We are alive in extraordinary times, but for those who look for it, every season in the history of a culture or a nation is extraordinary. If it were Athens of 1817, it would have been an amazing time. Pioneers came to settle the land against all odds, and now it is a marvelous place to live. If it were before, during or after the War Between the States, it would have been as well, because there was valor, and there was renewal, neither of which came cheaply. If it were WWI, the Great Depression, WWII, or any war since, important history was being made, and stellar people drew breath and defined us as a nation.
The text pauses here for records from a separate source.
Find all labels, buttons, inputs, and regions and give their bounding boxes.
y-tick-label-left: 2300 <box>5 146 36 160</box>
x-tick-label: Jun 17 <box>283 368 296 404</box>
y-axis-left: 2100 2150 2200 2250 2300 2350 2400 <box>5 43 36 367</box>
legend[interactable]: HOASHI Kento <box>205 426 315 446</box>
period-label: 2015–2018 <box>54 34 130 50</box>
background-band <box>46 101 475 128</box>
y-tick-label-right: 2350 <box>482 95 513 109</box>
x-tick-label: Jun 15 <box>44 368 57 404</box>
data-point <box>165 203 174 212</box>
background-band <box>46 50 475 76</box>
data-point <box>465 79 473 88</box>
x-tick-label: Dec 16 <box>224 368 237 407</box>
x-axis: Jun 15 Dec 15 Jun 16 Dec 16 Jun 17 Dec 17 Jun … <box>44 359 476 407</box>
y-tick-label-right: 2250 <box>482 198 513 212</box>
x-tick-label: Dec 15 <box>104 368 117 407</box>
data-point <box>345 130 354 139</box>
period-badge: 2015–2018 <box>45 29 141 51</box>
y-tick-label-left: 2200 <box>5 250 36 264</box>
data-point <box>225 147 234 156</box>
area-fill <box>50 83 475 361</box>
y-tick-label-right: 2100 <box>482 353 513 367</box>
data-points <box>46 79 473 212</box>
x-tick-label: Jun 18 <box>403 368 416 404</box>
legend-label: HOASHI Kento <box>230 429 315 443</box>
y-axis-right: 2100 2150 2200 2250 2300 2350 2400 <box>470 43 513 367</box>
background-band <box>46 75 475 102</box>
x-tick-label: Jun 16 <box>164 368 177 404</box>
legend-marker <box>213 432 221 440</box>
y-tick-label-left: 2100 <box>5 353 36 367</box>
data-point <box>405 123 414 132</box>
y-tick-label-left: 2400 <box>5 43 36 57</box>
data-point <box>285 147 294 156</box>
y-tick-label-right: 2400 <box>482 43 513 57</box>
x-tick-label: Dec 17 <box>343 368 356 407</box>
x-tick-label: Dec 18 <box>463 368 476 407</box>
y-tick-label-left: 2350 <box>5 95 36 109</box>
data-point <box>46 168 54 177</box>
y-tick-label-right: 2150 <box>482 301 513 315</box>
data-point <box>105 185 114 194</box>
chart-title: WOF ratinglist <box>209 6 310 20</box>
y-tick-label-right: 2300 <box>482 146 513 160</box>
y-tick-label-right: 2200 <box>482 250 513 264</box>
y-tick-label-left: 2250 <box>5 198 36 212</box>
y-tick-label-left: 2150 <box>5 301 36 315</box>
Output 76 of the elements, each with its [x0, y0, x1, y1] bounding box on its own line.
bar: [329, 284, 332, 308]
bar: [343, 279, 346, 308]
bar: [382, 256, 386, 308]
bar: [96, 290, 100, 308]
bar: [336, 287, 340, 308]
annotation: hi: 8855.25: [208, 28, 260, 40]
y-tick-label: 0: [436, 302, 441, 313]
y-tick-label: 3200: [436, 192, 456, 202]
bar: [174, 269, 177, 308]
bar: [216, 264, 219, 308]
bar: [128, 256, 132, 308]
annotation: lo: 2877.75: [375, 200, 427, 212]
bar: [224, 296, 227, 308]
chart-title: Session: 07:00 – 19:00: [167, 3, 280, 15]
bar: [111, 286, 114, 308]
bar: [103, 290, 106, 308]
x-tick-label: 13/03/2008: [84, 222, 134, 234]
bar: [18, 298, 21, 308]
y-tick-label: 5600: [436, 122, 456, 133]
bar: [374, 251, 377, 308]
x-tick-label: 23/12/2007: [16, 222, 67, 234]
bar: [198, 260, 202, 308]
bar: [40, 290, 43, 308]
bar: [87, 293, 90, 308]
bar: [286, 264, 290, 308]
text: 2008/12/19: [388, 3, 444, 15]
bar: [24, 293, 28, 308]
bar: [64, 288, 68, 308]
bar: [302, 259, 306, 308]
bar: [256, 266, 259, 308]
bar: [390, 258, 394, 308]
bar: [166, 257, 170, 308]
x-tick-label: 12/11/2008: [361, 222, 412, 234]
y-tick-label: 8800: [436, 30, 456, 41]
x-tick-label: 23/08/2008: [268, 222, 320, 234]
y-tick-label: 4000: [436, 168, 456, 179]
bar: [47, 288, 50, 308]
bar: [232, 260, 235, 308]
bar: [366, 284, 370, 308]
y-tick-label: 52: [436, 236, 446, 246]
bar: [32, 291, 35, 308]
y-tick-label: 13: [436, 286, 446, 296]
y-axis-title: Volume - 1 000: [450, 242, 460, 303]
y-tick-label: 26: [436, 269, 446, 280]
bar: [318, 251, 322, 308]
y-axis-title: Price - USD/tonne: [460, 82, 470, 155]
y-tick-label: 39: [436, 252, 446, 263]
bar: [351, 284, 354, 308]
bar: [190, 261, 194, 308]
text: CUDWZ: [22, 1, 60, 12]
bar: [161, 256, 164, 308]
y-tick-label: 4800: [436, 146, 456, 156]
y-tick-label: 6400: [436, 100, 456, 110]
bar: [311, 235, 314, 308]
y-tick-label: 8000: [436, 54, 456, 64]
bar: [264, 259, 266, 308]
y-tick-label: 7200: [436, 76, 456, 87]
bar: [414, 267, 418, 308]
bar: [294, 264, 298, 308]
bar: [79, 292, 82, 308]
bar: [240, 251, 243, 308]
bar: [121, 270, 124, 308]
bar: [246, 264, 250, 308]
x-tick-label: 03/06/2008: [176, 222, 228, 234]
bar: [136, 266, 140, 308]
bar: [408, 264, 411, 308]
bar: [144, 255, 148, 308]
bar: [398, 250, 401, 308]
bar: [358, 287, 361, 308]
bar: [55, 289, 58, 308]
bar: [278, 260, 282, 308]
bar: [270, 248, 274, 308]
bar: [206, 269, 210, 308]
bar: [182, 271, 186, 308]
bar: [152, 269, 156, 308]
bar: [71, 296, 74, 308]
If it were the ‘50s or the ‘60s, the Civil Rights era, the Reagan administration, the Clinton administration, the Obama administration, or whatever awaits us after the 20th of this month, there is never any shortage of the potential for greatness being exhibited for all to enjoy.
Now that I am a “seasoned citizen,” I am aware more than ever that while to some my “glory days” are over, to me I am just getting started. I heard someone say today on the radio that decades ago a doctor had told him about a 95 year old man who, upon being questioned by the doctor during an annual exam, was asked the secret to his longevity and health, and the elderly man answered simply, “Never let an old man live in your body.”
That doesn’t mean dress like a teenager when you are north of 70, it doesn’t mean getting hair plugs or Botox, it means carefully nourishing your whole being so that there is something that is transcendent of age which then becomes your signature, and you make it legible for the willing to read. And, for the discerning, it is becoming a being on whom our Maker can leave His fingerprints without hesitation.
This past year was both glorious as well as seemingly impossible on a number of fronts, but on we trudge toward the City made without hands. There were relationships that blew up, and relationships that were restored. I ran several 5Ks, and am preparing for my next one later this month. In a few days I am going to go on my first cruise to the Bahamas, the first true vacation I have had in awhile. I am genuinely excited, even thrilled, but the portending diversion does not allow me to escape my question, “What is the point?” I think the best way to answer it is to remember the words of Micah when he said, “He has shown thee oh man what is good, and what does the Lord require of thee. But to do justly, and to love mercy, and to walk humbly with thy God.” That is the point in any era, and oh, the stories we shall have to tell if we make it our quest. So, Happy New Year, dear Athenians! Find your “point,” and make it sharp.